O antigo ministro das Finanças João Salgueiro considerou esta quinta-feira que o único objetivo comum da "convergência de esquerda" é "ver-se livre do Governo de direita", mas reconheceu há um preço a pagar por um Governo de gestão.

"É difícil ver ali um programa de desenvolvimento nesta estratégia conjunta, é uma estratégia de oportunidade", afirmou João Salgueiro, em declarações aos jornalistas no final de uma audiência com o Presidente da República, a propósito da "convergência de esquerda" conseguida pelos acordos entre PS, BE, PCP e PEV.

Lembrando que "a atual convergência de esquerda não foi a eleições", João Salgueiro vincou a ausência de objetivos comuns: "o objetivo comum é ver-se livre de um Governo de direita, mas isso não é objetivo estratégico, é tático", referiu.

João Salgueiro, que começou por sublinhar que Portugal precisava de "uma convergência estratégica e não tática" e apontou uma ‘aliança' PS/PSD como uma "convergência estratégica" por terem o mesmo conjunto de prioridades e objetivos, considerou ainda que "a convergência de esquerda" é "uma ideia útil" do secretário-geral do PS, António Costa.

Contudo, acrescentou, essa convergência devia ter sido feita antes, porque "não se muda o desempenho e o panorama partidário em semanas".

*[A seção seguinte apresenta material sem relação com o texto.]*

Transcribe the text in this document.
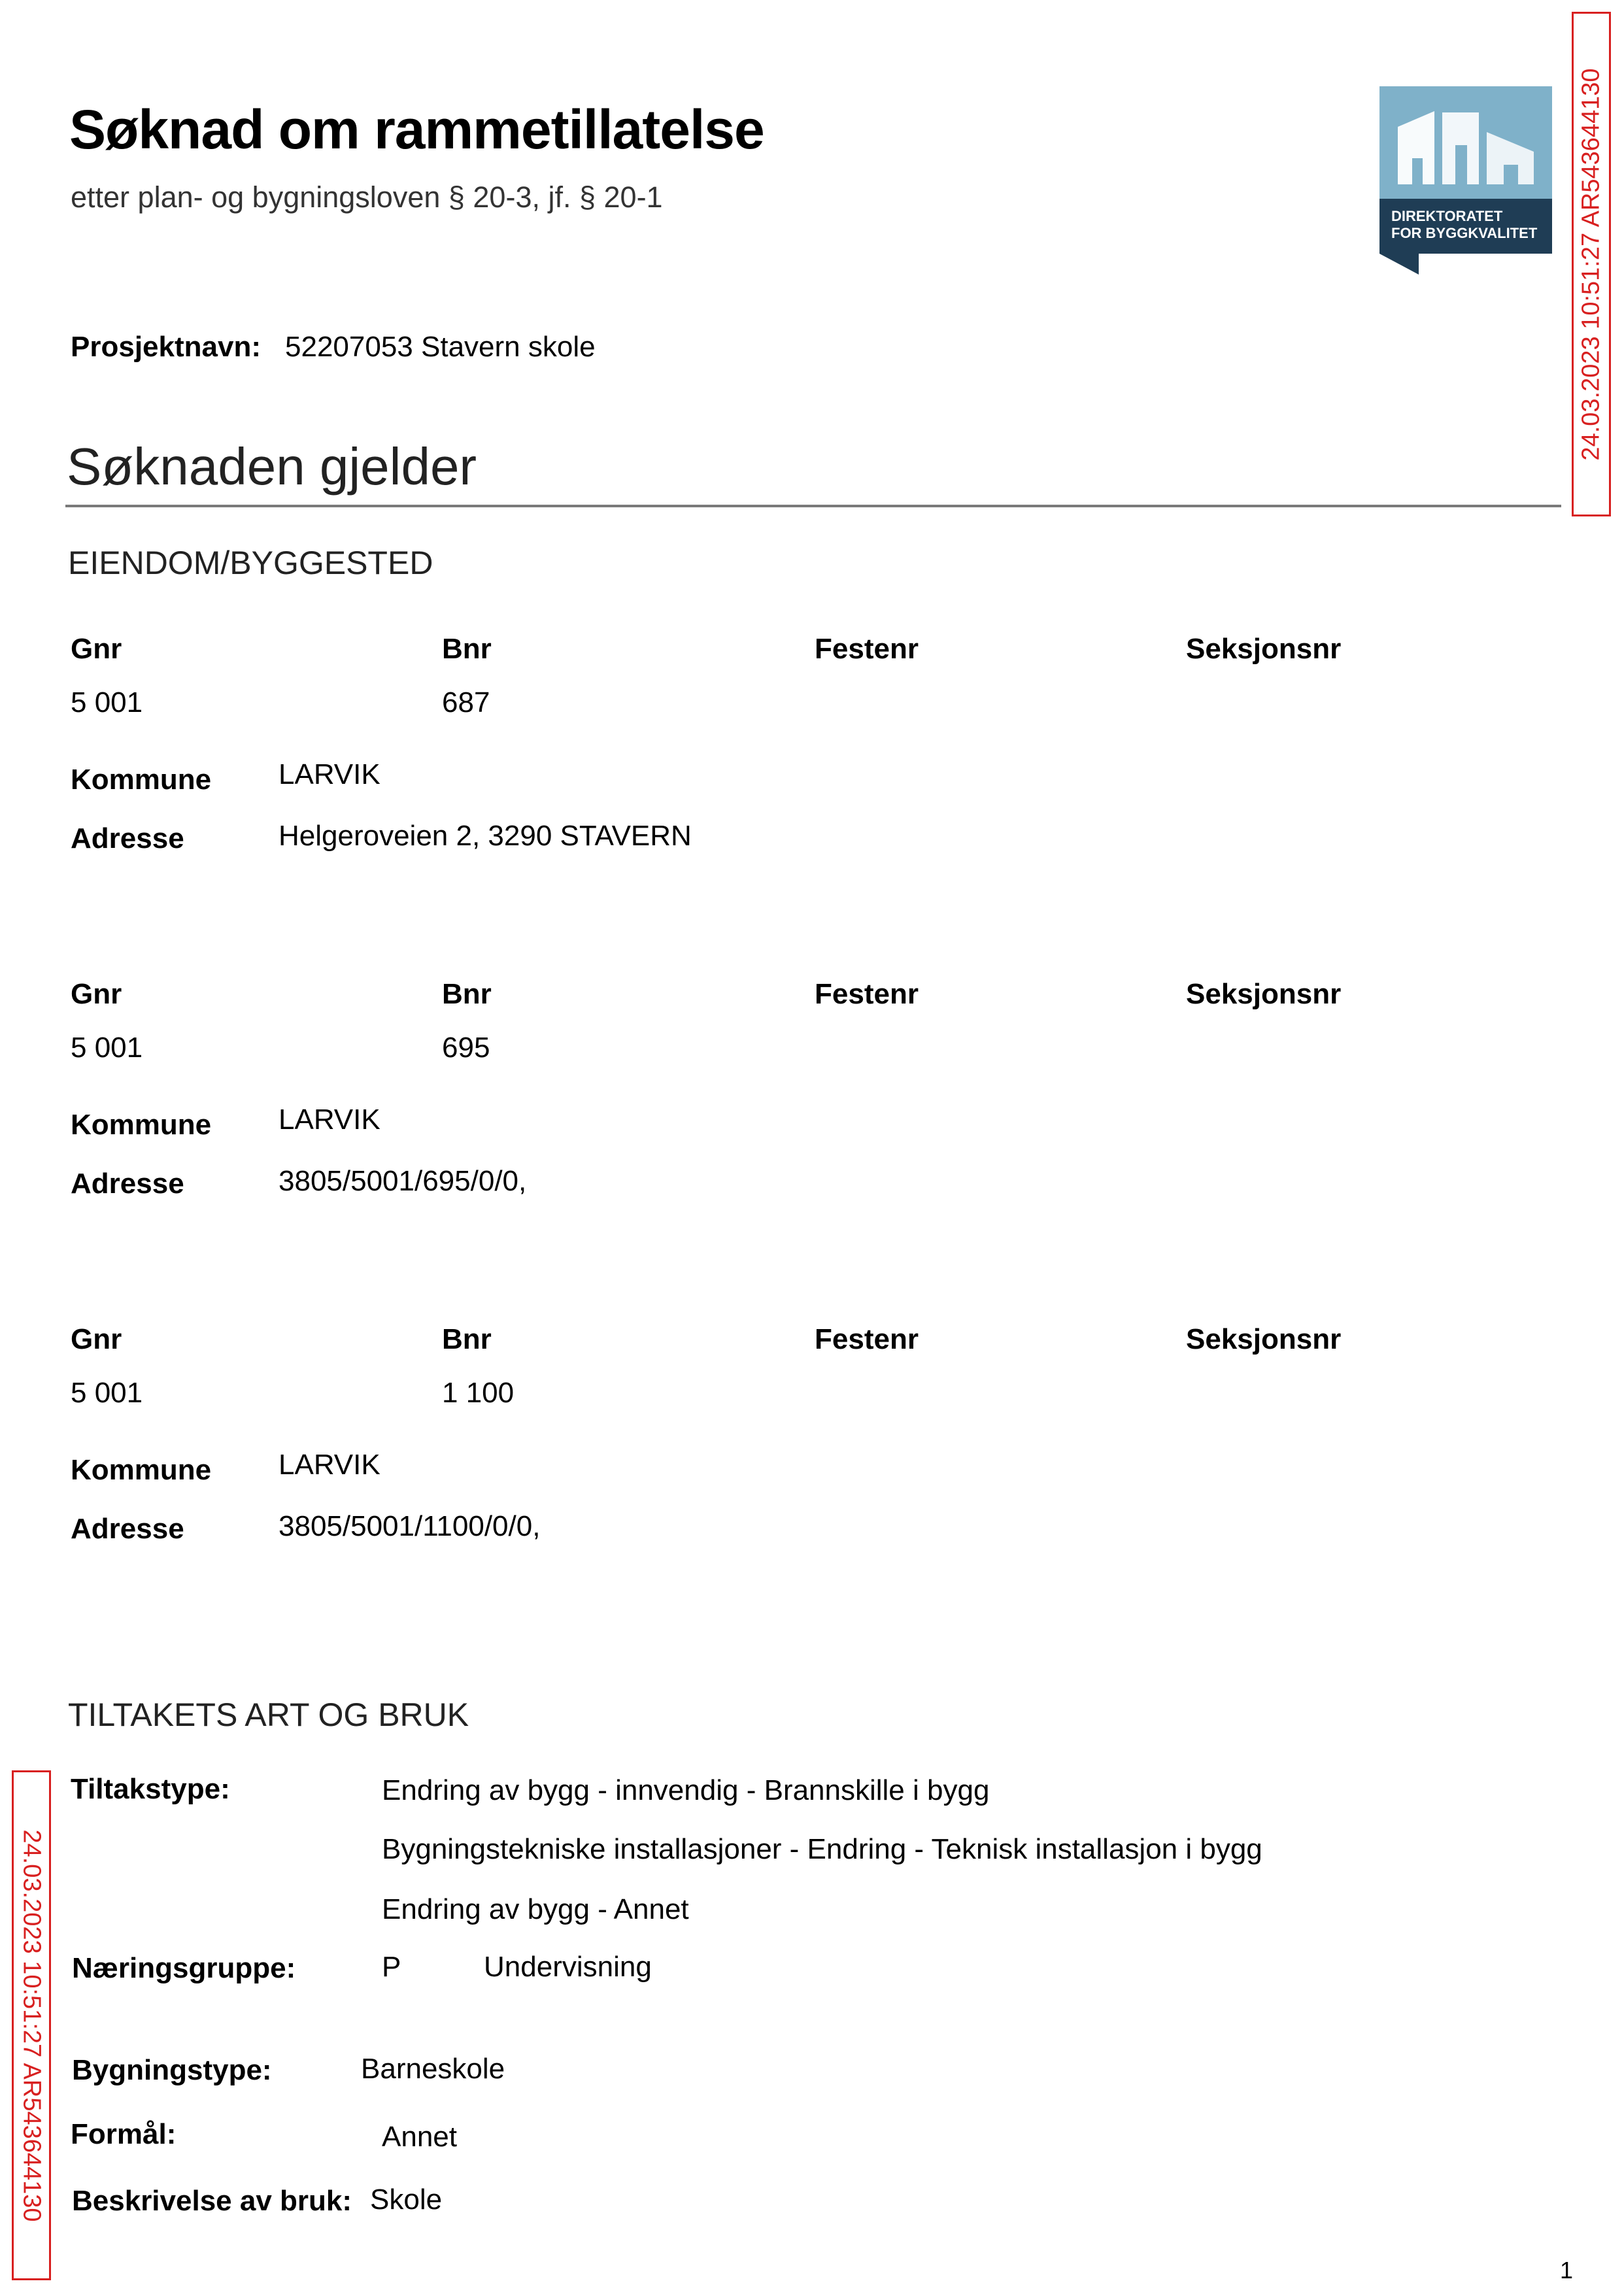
Søknad om rammetillatelse
etter plan- og bygningsloven § 20-3, jf. § 20-1
DIREKTORATET
FOR BYGGKVALITET
Prosjektnavn: 52207053 Stavern skole
Søknaden gjelder
EIENDOM/BYGGESTED
Gnr	Bnr	Festenr	Seksjonsnr
5 001	687
Kommune LARVIK
Adresse	Helgeroveien 2, 3290 STAVERN
Gnr	Bnr	Festenr	Seksjonsnr
5 001	695
Kommune LARVIK
Adresse	3805/5001/695/0/0,
Gnr	Bnr	Festenr	Seksjonsnr
5 001	1 100
Kommune LARVIK
Adresse	3805/5001/1100/0/0,
TILTAKETS ART OG BRUK
Tiltakstype:	Endring av bygg - innvendig - Brannskille i bygg
Bygningstekniske installasjoner - Endring - Teknisk installasjon i bygg
Endring av bygg - Annet
Næringsgruppe:	P	Undervisning
Bygningstype:	Barneskole
Formål:	Annet
Beskrivelse av bruk: Skole
24.03.2023 10:51:27 AR543644130
24.03.2023 10:51:27 AR543644130
1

"Leva anos, é preciso criar uma confiança e uma convergência de objetivos", disse.


Como exemplo da falta de sentido estratégico da "convergência de esquerda", o antigo ministro das Finanças do Governo de Francisco Pinto Balsemão apontou a promessa de redução do IVA da restauração.

"É útil, mas há muitos outros setores que precisavam", considerou.


No início da declaração que fez aos jornalistas, João Salgueiro já tinha também falado sobre a solução de um Governo de gestão, lembrando que ele próprio esteve num executivo de gestão durante seis meses.

"O preço que se paga não é o que se faz naquele período, mas é o que não se faz e a herança que fica que é muito má", frisou, lembrando que no caso do último Governo de José Sócrates, o pior "não foi tanto os problemas criados nos últimos meses, foi a herança que se ficou depois para o futuro".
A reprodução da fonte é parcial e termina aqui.